Apollo 8 was the second successful manned flight of Project Apollo, the manned moon missions, and was an important proof of the technology and techniques needed for the later Apollo 11, being the first flight of the Saturn V rocket on a manned mission and the first manned circumlunar flight. Apollo 8 was crewed by Frank Borman, the Commander; Jim Lovell, the Command Module Pilot and William Anders, Command Module Pilot became the first humans to orbit around the Moon.
Apollo 8 was launched from the Kennedy Space Center in Florida on December 21, 1968, and it took three days to travel to the Moon, which they orbited for 20 hours. While in lunar orbit the crew made a Christmas Eve television broadcast in which they read from Genesis 1:1-10 and wished the people of earth a Merry Christmas. This would be the most watched television broadcast in history to that date, though soon to be surpassed during the Apollo 11 flight in July, 1969.
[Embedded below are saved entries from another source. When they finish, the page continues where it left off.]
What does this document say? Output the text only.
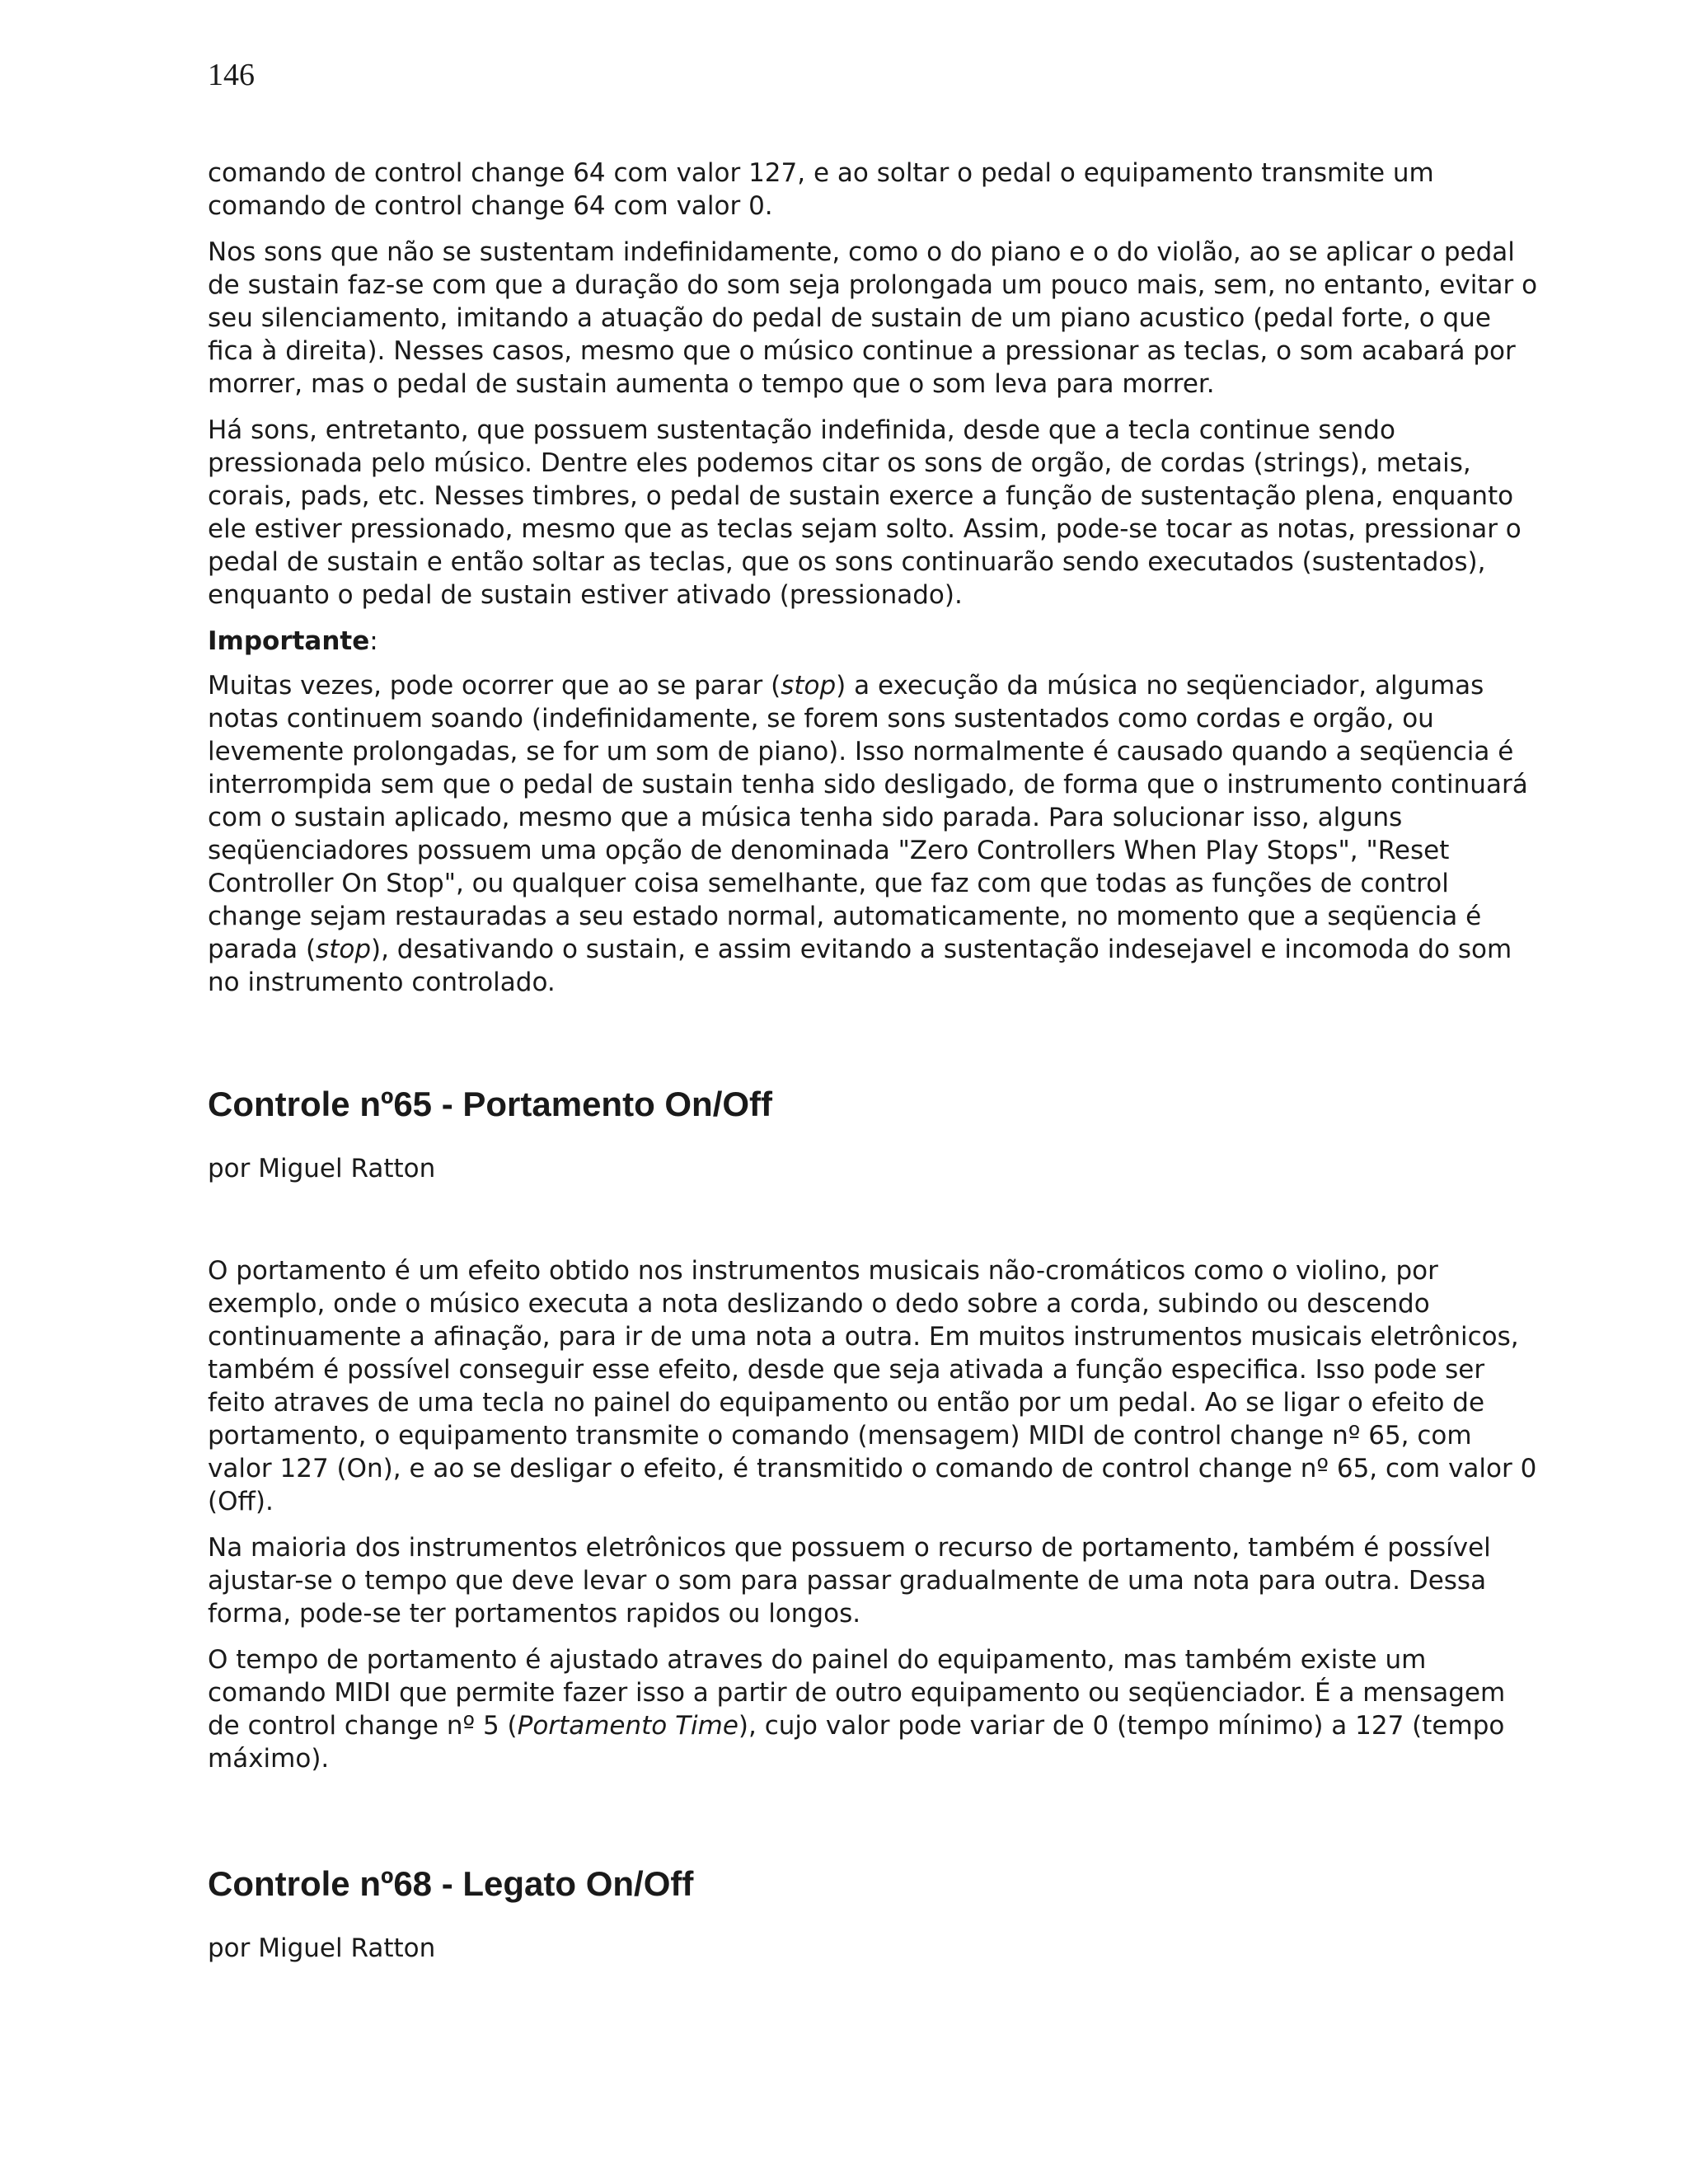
146

comando de control change 64 com valor 127, e ao soltar o pedal o equipamento transmite um comando de control change 64 com valor 0.

Nos sons que não se sustentam indefinidamente, como o do piano e o do violão, ao se aplicar o pedal de sustain faz-se com que a duração do som seja prolongada um pouco mais, sem, no entanto, evitar o seu silenciamento, imitando a atuação do pedal de sustain de um piano acustico (pedal forte, o que fica à direita). Nesses casos, mesmo que o músico continue a pressionar as teclas, o som acabará por morrer, mas o pedal de sustain aumenta o tempo que o som leva para morrer.

Há sons, entretanto, que possuem sustentação indefinida, desde que a tecla continue sendo pressionada pelo músico. Dentre eles podemos citar os sons de orgão, de cordas (strings), metais, corais, pads, etc. Nesses timbres, o pedal de sustain exerce a função de sustentação plena, enquanto ele estiver pressionado, mesmo que as teclas sejam solto. Assim, pode-se tocar as notas, pressionar o pedal de sustain e então soltar as teclas, que os sons continuarão sendo executados (sustentados), enquanto o pedal de sustain estiver ativado (pressionado).

Importante:

Muitas vezes, pode ocorrer que ao se parar (stop) a execução da música no seqüenciador, algumas notas continuem soando (indefinidamente, se forem sons sustentados como cordas e orgão, ou levemente prolongadas, se for um som de piano). Isso normalmente é causado quando a seqüencia é interrompida sem que o pedal de sustain tenha sido desligado, de forma que o instrumento continuará com o sustain aplicado, mesmo que a música tenha sido parada. Para solucionar isso, alguns seqüenciadores possuem uma opção de denominada "Zero Controllers When Play Stops", "Reset Controller On Stop", ou qualquer coisa semelhante, que faz com que todas as funções de control change sejam restauradas a seu estado normal, automaticamente, no momento que a seqüencia é parada (stop), desativando o sustain, e assim evitando a sustentação indesejavel e incomoda do som no instrumento controlado.

Controle nº65 - Portamento On/Off

por Miguel Ratton

O portamento é um efeito obtido nos instrumentos musicais não-cromáticos como o violino, por exemplo, onde o músico executa a nota deslizando o dedo sobre a corda, subindo ou descendo continuamente a afinação, para ir de uma nota a outra. Em muitos instrumentos musicais eletrônicos, também é possível conseguir esse efeito, desde que seja ativada a função especifica. Isso pode ser feito atraves de uma tecla no painel do equipamento ou então por um pedal. Ao se ligar o efeito de portamento, o equipamento transmite o comando (mensagem) MIDI de control change nº 65, com valor 127 (On), e ao se desligar o efeito, é transmitido o comando de control change nº 65, com valor 0 (Off).

Na maioria dos instrumentos eletrônicos que possuem o recurso de portamento, também é possível ajustar-se o tempo que deve levar o som para passar gradualmente de uma nota para outra. Dessa forma, pode-se ter portamentos rapidos ou longos.

O tempo de portamento é ajustado atraves do painel do equipamento, mas também existe um comando MIDI que permite fazer isso a partir de outro equipamento ou seqüenciador. É a mensagem de control change nº 5 (Portamento Time), cujo valor pode variar de 0 (tempo mínimo) a 127 (tempo máximo).

Controle nº68 - Legato On/Off

por Miguel Ratton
Returning to earth required the craft to break lunar orbit by executing a rocket "burn" while on the far side of the moon, out of contact from earth. The mission controllers had to wait until the ship returned to view to see if it had been successful or had failed, leaving the crew stranded in lunar orbit. The vessel returned exactly as predicted; the burn had been successful. On regaining voice contact, Lovell joked: "Please be informed, there is a Santa Claus."
The mission returned to Earth on December 27.